Rubio declares South African ambassador to US 'persona non grata' over Trump comments

Rubio orders suspension of visa issuance at the US Embassy Bogota

Secretary of State Marco Rubio declared South African ambassador to the U.S. Ebrahim Rasool “persona non grata” and accused the diplomat of being a “race-baiting politician” over his recent comments about President Trump.

“South Africa’s Ambassador to the United States is no longer welcome in our great country,” Rubio said in a Friday post on the social platform X. “Emrahim Rasool is a race-baiting politician who hates America and hates @POTUS. We have nothing to discuss with him and so he is considered PERSONA NON GRATA.” 

In the same post, Rubio shared a link to an article by right-wing news outlet Breitbart detailing Rasool’s comments to the Mapungubwe Institute for Strategic Reflection (MISTRA) think-tank in Johannesburg, South Africa. 

Rasool, in his video address to the think-tank, accused Trump of leading a “white supremacist movement” at home and abroad. 

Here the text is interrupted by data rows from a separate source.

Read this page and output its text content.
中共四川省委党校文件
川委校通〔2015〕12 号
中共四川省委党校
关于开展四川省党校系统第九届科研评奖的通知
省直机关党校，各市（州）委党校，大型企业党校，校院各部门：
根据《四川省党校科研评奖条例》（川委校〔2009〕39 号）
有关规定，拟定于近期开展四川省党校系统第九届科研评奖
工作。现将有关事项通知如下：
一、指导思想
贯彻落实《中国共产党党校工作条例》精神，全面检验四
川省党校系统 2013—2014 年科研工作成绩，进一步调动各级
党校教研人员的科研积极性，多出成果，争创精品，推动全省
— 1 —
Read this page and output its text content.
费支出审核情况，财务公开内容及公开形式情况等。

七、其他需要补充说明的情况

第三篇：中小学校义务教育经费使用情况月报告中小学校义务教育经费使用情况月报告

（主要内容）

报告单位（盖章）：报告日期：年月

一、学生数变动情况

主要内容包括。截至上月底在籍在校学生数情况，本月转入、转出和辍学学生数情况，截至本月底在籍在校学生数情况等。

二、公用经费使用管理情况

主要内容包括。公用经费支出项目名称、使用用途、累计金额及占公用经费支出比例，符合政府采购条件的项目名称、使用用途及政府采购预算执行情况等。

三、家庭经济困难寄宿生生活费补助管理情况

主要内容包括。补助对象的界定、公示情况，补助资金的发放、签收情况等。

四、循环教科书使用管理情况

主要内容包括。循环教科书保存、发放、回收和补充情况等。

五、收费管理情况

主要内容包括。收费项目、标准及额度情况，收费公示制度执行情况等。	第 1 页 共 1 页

“So in terms of that, the supremacist assault on incumbency, we see it in the domestic politics of the USA, the MAGA movement, the Make America Great Again movement, as a response not simply to a supremacist instinct, but to very clear data that shows great demographic shifts in the USA in which the voting electorate in the USA is projected to become 48 percent white,” Rasool said. 

“And so that needs to be factored in, so that we understand some of the things that we think are instinctive, nativist, racist things, I think that there’s data that, for example, would support that, that would go to this wall being built, the deportation movement,” the South Africa diplomat said

The Hill has reached out to the State Department and South African embassy in Washington for comment. 

Calling a foreign diplomat persona non grata is a strong reprimand that could lead to the official being forced to depart the country.

Rasool was South Africa’s ambassador in Washington from 2010 to 2015. He returned to serve again earlier this year. 

The rebuke from Rubio comes as the relationship between South Africa and the U.S. has worsened. 

Trump signed an executive order in early February to pause aid to South Africa. He hammered the country for seizing “ethnic minority Afrikaners’ agricultural property without compensation.” 

Trump’s dissatisfaction with South Africa bubbled up as the African nation signed legislation in January, dubbed the Expropriation Act, allowing the government to take land without payback when it deems it “just and equitable and in the public interest.” 

At the time of signing the order, Trump accused the South African government of confiscating “land, and treating certain classes of people VERY BADLY.”

South Africa’s President Cyril Ramaphosa and other nation’s officials push back on Trump claims. Ramaphosa said the law is “not a confiscation instrument, but a constitutionally mandated legal process that ensures public access to land in an equitable and just manner as guided by the constitution.” 

Days prior to Trump penning the order to suspend aid to South Africa, Rubio said he would skip the G20 summit in Johannesburg, alleging that South Africa was “doing very bad things.” 

“Expropriating private property. Using G20 to promote ‘solidarity, equality, & sustainability.’ In other words: DEI and climate change,” Rubio said at the time. 

Trump said earlier this month that he is offering an expedited pathway to U.S. citizenship to South African farmers. The president said some of them are being treated terribly and, again, accused the government of “confiscating their LAND and FARMS, and MUCH WORSE THAN THAT.” 

The relationship between South Africa and the U.S. has “reached its lowest point,” according to Patrick Gaspard, the ex-U.S. ambassador to South Africa. He is now the president of the liberal Center for American Progress think-tank. 

“There’s too much at stake to not work towards the repair of this partnership,” he wrote Friday on X.